Войти в почту

СССР совершил революцию в борьбе с раком. Почему построенная Союзом система рухнула?

Социальный антрополог, научный сотрудник института этнологии и антропологии РАН Сергей Мохов — один из самых известных в России экспертов по death studies. Этот англоязычный термин включает в себя целый комплекс исследований феномена смерти через разные аспекты: похоронная индустрия, обряды, способы пережить утрату. Последняя работа ученого — о том, как болели раком в СССР. Почему наша онкология поначалу считалась лучшей в мире, а потом безнадежно отстала, почему врачи и пациенты врали друг другу и как этот феномен повлиял на сегодняшних россиян — об этом Мохов рассказал «Ленте.ру».

СССР совершил революцию в борьбе с раком. Почему построенная Союзом система рухнула?
© Lenta.ru

«Лента.ру»: Почему вы решили заняться исследованием онкологии?
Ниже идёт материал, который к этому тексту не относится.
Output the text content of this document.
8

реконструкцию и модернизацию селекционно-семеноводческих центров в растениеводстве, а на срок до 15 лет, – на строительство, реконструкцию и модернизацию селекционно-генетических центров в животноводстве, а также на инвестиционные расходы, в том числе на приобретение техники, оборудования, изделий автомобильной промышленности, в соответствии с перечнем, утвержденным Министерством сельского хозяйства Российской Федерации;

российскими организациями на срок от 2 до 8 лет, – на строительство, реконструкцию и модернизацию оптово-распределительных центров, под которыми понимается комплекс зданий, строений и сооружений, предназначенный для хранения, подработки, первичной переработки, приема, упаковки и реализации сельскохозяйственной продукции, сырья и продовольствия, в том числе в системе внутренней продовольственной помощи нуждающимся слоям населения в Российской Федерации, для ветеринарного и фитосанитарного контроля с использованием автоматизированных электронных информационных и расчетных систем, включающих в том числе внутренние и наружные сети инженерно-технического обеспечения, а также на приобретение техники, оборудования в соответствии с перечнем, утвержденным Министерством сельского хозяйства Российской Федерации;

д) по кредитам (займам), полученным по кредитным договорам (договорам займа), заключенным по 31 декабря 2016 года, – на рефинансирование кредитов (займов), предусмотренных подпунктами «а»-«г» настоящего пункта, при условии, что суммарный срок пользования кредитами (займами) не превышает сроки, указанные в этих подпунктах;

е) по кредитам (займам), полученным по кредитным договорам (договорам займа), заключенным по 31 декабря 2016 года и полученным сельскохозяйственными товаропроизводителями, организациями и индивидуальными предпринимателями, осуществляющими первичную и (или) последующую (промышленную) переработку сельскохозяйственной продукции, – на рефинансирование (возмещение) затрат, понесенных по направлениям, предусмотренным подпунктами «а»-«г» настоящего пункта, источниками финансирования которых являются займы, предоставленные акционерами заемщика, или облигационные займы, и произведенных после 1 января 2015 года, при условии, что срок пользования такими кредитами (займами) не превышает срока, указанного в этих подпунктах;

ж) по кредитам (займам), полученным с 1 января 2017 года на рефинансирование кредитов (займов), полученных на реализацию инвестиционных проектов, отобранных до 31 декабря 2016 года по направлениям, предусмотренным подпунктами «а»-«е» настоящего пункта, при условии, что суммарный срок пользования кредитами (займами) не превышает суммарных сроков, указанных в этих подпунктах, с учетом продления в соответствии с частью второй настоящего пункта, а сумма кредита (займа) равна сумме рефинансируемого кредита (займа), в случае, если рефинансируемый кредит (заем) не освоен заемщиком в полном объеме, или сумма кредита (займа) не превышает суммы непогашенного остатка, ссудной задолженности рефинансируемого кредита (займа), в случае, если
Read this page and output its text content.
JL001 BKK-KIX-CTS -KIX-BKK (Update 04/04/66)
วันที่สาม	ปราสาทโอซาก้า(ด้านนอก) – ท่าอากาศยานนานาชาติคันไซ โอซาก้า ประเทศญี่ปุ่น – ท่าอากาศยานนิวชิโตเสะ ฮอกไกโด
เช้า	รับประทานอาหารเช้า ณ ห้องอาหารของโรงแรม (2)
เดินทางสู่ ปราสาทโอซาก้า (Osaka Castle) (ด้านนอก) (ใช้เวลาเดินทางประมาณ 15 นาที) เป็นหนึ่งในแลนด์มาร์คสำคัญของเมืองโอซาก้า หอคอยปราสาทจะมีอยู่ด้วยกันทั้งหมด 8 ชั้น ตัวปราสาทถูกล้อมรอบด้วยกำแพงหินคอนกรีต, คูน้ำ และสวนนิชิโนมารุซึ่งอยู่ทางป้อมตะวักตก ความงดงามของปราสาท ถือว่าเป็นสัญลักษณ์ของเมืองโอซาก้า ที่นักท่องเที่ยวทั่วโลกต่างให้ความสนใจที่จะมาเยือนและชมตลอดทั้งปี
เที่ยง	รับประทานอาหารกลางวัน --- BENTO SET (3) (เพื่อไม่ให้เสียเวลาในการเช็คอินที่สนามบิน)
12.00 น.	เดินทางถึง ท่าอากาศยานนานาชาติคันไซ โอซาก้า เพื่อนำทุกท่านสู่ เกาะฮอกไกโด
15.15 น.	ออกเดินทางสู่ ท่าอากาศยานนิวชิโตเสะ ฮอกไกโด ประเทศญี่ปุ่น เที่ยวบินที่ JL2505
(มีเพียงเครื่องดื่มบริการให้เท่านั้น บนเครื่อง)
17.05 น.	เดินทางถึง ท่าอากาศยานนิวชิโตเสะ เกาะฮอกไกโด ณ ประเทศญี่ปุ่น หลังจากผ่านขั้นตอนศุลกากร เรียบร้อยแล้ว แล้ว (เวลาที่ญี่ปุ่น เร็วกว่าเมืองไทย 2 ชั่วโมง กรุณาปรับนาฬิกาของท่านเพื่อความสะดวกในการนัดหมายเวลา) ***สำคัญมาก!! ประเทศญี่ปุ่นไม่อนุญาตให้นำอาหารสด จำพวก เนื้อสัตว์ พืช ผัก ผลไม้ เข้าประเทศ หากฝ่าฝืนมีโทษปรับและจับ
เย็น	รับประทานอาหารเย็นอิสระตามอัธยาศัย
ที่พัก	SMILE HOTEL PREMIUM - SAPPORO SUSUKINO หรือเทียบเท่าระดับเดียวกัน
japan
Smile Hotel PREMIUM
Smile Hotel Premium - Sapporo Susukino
Сергей Мохов: Если в Средние века главной болезнью можно назвать чуму, для XIX и первой половины XX веков это однозначно туберкулез, а для XX-XXI веков главной болезнью становится рак. До сих пор с этим заболеванием не научились эффективно работать. Нет какого-то набора правил, последовательных действий, выполняя которые, ты, условно говоря, не заболеешь. В зоне риска — все. В англоязычной гуманитаристике есть даже целое понятие для таких болезней — заболевание, которое целиком меняет твою жизнь, dreadful disease. Это, конечно, касается не только онкологии. Но если человек заболевает раком и даже если он выходит в длительную ремиссию, этот опыт меняет его кардинально: рак — это поворотная точка.

А почему именно СССР?

Рак и наука, его изучающая — онкология, будут отличаться в разных культурных средах. На этом месте какой-нибудь сторонник позитивизма должен сказать, что наука должна быть везде одинаковой, молекулы и нейроны не чувствительны к идеологии. Но специалисты, занимающиеся философией и эпистемологией науки, знают, что на самом деле это не так. То, с каких позиций вы смотрите на этот мир, очень сильно отражается на том, как вы проводите исследование и какие теоретические модели при этом строите. Советская онкология — это специфический продукт, она сильно отличалась от того, что было на Западе. И моей задачей было в какой-то степени показать эту разность.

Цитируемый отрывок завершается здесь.